Ask A Guy – So What Do I Do Now?

by Truth Merchants on October 7, 2009

in Love & War

questionWe’re back with another edition of Ask-A-Guy. Remember if you have anything you’d like a male perspective on, you can email us at askaguy@truthmerchants.com. Let’s get into it:

I’m new in town, just graduated. I picked up a part time job, there’s a guy. We worked together, flirted, had drinks, seemed like something that would be fun to pursue. Next week, I had to call him re: work, and in the course of that conversation, said something about we should do something. (We’d discussed it at length the last time we worked together) or get drinks. His text response “Would that be a date?”- mine, “I believe I said a drink or a game, and as you said, you prefer older women, I don’t fulfill that requirement : )”

We hung out a couple times, all seemed to go well. The next week, I ran into him, we ended up going to dinner at some little hole in the wall that doesn’t look like much but has awesome food. We leave and he says “Hang on, gotta call my mom and tease her. She’s the only girl I ever bring here.” He does so, it’s cute; doesn’t mention me by name, just that, and no, he’s not with one of the guys. So I mentioned a game on Friday.  He says, “Is that a date?” This time I say, “You know what? Yes, it is.” He says he’ll have to check with his social secretary. With this guy, I’m pretty sure that was supposed to be a yes. Couple days later, I mention the date(?) when I’ve run into him again. We say something about meeting up. Then, well, we had drinks, a LOT of them. We spend the evening together and it’s nice. Next morning I mention that I’ll be spending the weekend with family about an hour away. Breakfast was fun, then I drove home for the day. Went to meet him… and he’s not there. Mutual friend tells me he went to spend time with family. Thought I was stood up, so I called. Got no answer so I sent a text. He forgot and said he thought I went home. I responded a few minutes later with “Well the misunderstanding sucks. It would have been fun, but no big deal.  Sorry I called and interrupted you.”

So…now what do I do?

–New Gal In Town

Hey New Gal — thanks for your letter. Ok, here’s the deal: The misunderstanding that led to you guys missing that last date was…well…for lack of a better word…”understandable.” The plans were pretty loose. You asked him if he wanted to catch a game — he made a joke about his “social secretary” — you said you were going home — maybe he thought you weren’t coming back — yada yada yada. Nothing too alarming there.

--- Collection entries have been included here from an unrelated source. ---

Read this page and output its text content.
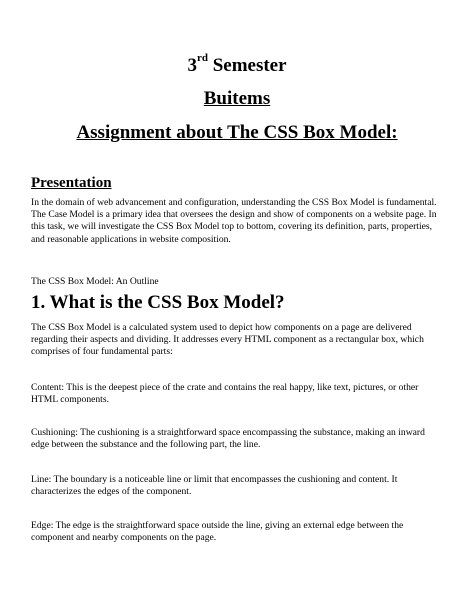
3rd Semester
Buitems
Assignment about The CSS Box Model:
Presentation

In the domain of web advancement and configuration, understanding the CSS Box Model is fundamental. The Case Model is a primary idea that oversees the design and show of components on a website page. In this task, we will investigate the CSS Box Model top to bottom, covering its definition, parts, properties, and reasonable applications in website composition.

The CSS Box Model: An Outline

1. What is the CSS Box Model?

The CSS Box Model is a calculated system used to depict how components on a page are delivered regarding their aspects and dividing. It addresses every HTML component as a rectangular box, which comprises of four fundamental parts:

Content: This is the deepest piece of the crate and contains the real happy, like text, pictures, or other HTML components.

Cushioning: The cushioning is a straightforward space encompassing the substance, making an inward edge between the substance and the following part, the line.

Line: The boundary is a noticeable line or limit that encompasses the cushioning and content. It characterizes the edges of the component.

Edge: The edge is the straightforward space outside the line, giving an external edge between the component and nearby components on the page.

Here is where I am a little concerned: You are consistently the aggressor.  You are always the one mentioning and suggesting…

Let me start by saying that there is nothing wrong with a woman filling that role. Hell, I like an aggressive woman from time to time…but you need to pause that for just a second. It seems like most of the time you guys go out after work, or even make plans to — you’re the initiator. You want to know what you should do next?

Nothing.

Be cute, cordial, bust his balls, whatever. Do whatever you normally do, just do not ask him out again. Don’t text him or call him about the date. When you see him at work, say something like, “That sucks that we didn’t get to hang out. Oh well. Let me know if you want to do something else sometime…

Guys…even the shy/passive ones will always seek out a way to get what they want. And that’s what you need to find out: if he wants you as much as you want him. You told him that you were disappointed when your plans fell victim to that misunderstanding. Did he say it back? Did he suggest another time/place to hang out to make up for it? If I like someone, I want to spend time with them. If an opportunity to spend time gets missed — well then I’d like another one ASAP — please and thank you.

Essentially, what I’m saying is: You’ve done your part. You’ve shown interest — suggested times and places to hang out — shown that you were disappointed when plans fell through. You’ve done your part. Like I said, there is nothing wrong with being aggressive. There is nothing wrong with being the initiator. But don’t let it cloud what may be happening. Because no matter what kind of woman you are there is one thing you’ll always deserve: Reciprocity.  When the ball was in your court, you made your move.  Now that it’s in his…let’s see what he does.

Peace, Love & A Girl Who Likes To Catch A Game!

J (Preston)

Post Summary

You need to find out if he wants you as much as you want him.